This is what happens to your body when you look at your phone in the middle of the night
Written by Lauren Geall
As Stylist’s digital writer, Lauren Geall writes on topics including mental health, wellbeing and work. She’s also a big fan of houseplants and likes to dabble in film and TV from time-to-time.
Welcome to Sleepless Nights, Stylist’s weekly series designed to help you swap your anxiety and worries for a good night’s sleep. This week, we’re looking at how using your phone in the middle of the night can impact your sleep.
What’s the first thing you do when you wake up in the middle of the night? For many of us, the urge to pick up our phone, check the time and scroll through social media is almost instinctual – especially if we’re tossing and turning and finding it hard to get back to sleep.

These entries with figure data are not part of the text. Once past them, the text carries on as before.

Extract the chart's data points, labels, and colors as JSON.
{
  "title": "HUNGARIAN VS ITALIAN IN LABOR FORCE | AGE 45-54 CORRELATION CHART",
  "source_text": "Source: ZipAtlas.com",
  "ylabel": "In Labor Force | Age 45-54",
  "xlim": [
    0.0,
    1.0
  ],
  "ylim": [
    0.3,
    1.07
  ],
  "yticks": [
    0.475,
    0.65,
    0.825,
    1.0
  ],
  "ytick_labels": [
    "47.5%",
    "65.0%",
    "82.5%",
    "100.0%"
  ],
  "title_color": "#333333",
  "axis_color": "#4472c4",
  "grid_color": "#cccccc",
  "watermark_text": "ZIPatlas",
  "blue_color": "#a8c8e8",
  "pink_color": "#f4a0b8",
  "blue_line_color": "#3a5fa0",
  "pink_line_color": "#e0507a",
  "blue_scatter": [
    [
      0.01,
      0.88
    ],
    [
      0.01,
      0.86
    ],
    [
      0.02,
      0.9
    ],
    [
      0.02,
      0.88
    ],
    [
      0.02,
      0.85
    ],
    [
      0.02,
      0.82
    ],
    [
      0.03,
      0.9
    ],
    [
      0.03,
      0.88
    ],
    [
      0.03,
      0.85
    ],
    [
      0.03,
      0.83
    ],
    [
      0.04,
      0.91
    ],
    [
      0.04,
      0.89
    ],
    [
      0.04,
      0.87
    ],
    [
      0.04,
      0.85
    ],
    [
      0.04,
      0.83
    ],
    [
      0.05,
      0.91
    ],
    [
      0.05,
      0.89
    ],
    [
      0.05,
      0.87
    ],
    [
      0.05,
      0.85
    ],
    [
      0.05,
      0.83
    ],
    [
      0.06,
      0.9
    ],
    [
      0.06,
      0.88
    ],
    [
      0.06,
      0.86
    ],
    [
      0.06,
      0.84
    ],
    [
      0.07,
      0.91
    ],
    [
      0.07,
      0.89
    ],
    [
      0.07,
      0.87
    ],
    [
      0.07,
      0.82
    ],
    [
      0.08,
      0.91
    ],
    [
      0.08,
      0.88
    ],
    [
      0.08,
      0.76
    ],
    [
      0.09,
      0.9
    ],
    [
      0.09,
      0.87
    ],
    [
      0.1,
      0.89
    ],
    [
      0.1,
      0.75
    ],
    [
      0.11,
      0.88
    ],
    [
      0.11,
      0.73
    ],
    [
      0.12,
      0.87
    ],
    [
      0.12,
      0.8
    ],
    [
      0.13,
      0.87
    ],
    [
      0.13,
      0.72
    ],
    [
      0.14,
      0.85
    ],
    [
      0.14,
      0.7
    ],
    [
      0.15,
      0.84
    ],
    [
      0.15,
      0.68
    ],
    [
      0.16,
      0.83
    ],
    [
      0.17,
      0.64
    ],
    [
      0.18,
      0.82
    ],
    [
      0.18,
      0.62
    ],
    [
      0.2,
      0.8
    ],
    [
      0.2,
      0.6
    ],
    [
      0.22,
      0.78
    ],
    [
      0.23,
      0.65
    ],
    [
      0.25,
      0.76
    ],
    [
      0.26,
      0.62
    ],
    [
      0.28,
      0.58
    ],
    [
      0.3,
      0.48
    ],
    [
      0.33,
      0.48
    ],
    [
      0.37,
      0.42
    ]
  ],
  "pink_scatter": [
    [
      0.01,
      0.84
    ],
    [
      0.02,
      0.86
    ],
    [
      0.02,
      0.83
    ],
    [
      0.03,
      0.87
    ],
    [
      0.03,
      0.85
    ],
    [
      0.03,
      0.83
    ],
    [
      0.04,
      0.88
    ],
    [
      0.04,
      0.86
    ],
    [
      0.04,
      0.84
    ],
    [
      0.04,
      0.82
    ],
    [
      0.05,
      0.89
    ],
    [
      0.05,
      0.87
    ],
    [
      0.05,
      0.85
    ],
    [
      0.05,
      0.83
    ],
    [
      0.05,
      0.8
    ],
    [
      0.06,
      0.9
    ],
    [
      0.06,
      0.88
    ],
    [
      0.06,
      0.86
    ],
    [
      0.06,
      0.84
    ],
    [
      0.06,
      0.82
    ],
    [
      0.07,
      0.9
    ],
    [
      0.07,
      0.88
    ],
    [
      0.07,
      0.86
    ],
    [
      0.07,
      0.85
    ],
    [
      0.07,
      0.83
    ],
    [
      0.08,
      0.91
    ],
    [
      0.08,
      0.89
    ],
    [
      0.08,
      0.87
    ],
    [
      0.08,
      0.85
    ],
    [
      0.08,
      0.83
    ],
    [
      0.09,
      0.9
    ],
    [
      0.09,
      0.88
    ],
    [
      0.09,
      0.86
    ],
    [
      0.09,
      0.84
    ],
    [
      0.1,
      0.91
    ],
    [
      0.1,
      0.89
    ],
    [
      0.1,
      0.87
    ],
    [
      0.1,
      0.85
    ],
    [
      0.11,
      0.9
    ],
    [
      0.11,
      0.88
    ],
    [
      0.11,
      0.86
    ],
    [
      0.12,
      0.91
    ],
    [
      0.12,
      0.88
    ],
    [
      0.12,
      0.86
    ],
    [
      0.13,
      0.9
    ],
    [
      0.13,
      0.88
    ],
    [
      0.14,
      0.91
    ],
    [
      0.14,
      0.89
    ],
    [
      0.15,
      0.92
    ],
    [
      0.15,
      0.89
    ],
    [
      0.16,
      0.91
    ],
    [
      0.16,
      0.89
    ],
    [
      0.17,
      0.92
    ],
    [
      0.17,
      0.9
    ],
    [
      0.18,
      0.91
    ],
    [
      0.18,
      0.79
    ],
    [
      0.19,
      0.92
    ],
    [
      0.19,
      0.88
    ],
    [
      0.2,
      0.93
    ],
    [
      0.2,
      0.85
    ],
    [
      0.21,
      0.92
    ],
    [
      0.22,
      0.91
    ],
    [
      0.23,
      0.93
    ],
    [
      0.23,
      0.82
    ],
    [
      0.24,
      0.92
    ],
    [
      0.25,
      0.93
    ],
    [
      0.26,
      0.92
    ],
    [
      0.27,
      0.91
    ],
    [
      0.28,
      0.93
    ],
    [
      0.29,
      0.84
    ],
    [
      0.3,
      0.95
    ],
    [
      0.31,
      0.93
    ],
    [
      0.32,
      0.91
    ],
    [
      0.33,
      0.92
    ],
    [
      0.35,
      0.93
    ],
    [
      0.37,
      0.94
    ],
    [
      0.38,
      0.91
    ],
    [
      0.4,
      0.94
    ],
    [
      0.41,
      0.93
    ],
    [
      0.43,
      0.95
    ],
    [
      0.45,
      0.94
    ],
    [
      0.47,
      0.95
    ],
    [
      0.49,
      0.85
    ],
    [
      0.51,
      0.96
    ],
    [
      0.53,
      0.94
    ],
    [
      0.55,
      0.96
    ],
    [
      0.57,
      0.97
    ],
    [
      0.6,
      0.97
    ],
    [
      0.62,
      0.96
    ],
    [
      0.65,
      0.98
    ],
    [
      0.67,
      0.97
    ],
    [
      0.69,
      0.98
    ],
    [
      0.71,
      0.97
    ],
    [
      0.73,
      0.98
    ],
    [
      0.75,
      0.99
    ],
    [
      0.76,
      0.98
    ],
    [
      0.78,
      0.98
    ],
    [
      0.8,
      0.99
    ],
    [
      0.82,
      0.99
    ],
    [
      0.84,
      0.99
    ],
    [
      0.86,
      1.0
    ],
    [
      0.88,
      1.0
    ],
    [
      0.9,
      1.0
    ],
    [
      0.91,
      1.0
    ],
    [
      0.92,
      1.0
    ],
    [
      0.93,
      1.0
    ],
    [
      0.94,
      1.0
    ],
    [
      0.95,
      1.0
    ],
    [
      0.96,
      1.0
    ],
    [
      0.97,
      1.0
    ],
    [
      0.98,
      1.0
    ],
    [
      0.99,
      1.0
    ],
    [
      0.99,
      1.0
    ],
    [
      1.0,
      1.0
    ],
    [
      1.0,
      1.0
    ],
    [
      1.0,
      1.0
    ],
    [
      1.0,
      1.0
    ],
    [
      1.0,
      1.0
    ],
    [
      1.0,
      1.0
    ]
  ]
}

But before you open Twitter to add to the hundreds of #icantsleep posts flooding in overnight, you might want to think about the impact using your phone could have on your ability to fall back asleep.
In a similar way that scrolling on your phone before bedtime can prevent you from becoming sleepy and falling asleep, using your phone in the middle of the night can ‘wake up,’ your body, explains BeingWell sleep expert James Wilson.
“When we choose to look at work emails, browse social media or watch something scary or too engrossing, this then puts our body into daytime mode,” Wilson explains. “It thinks we want to be awake to carry out these tasks so releases wake-up hormones like cortisol and adrenaline that inhibits our ability to prepare for sleep.
“If we start using our phone in the middle of the night and telling the world #icantsleep, then our brain wakes up and a similar physiological response occurs.”
In this way, it’s not the light being emitted from your phone which is actually the problem – instead, it’s the act of interacting with your phone that forces your body into a more alert state.
“Often phones and devices are cast as the baddies in our battle to get the sleep we need, but the idea that the light from them contributes to disruption our sleep is now being debunked,” Wilson says.
“Instead, it is actually what we do on them that is more likely to have an impact.”
In this way, while looking at your phone to check the time probably isn’t going to have a big impact, interacting with your phone – aka, replying to a text from a friend or scrolling through Twitter – is likely to take its toll and force your body to ‘wake up’, giving it more work to do before you can fall back asleep again.
And because the impact your phone has on your sleep is linked to your actions on it, rather than your exposure to the phone itself, Wilson warns that even ‘quickly’ checking something is probably enough for it to take its toll.
“It really depends on the individual and their sleep genetics – whether they have a way of allowing their mind to wander after looking rather than focusing on whatever they’ve just seen,” he says.
So, the next time you go to check your phone in the middle of the night, have a think about whether it’s really necessary. Sometimes, going on social media or texting a friend is exactly what you need to feel less anxious or alone – but if you want to get back to sleep quickly, it seems like your best bet is to steer clear from technology.